Basically everything that wordpress is doing will consume memory for each request. In addition to that WordPress does not scale well without some sort of caching plugin such as W3 Total Cache and WP Super Cache. Any WordPress installation should make use of some sort of caching plugin as this will esentially minimize the dynamic PHP compilation and SQL hits for each request made and instead serve cached copies of the content.

Without having access to the command line of your server to see what is consuming the most memory anyone here is only going to be able to give you reasonable guesses but the first steps would be to take the actions above.

As a side note when working with shared hosting providers I tend to calculate the average PHP application as 2MB of memory per session due to all of the added modules that many shared providers enable within Apache.

Further after checking the GoDaddy help page I found that the number of simultaneous connections is the entry process count (haven't encountered that before with other providers).

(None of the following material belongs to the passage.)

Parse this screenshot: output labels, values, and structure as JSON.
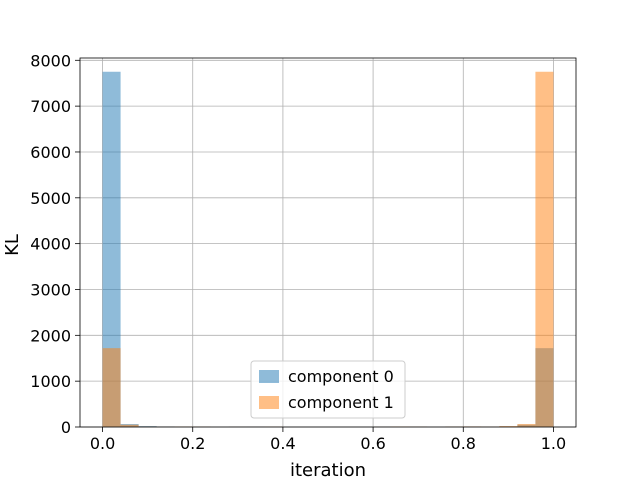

You don't indicate which resource you are running out of so if it is the entry process resource you are maxing out then the only solution would be to either change to an alternate provider who doesn't apply that sort of resource limit, or to increase the number of entry processes your account can support. Additionally CRON jobs and SSH sessions count towards the entry process count as well. The entry process you provided of 125 seems unusually low for GoDaddy as they advise their delux plan has at least 300 entry processes included and in the next plan up of premium, unlimited, and ultimate, that count goes up to 600.

Try checking these out first and if none of these are the reduced resources please advise of which specific resource is being maxed out and I will post an update.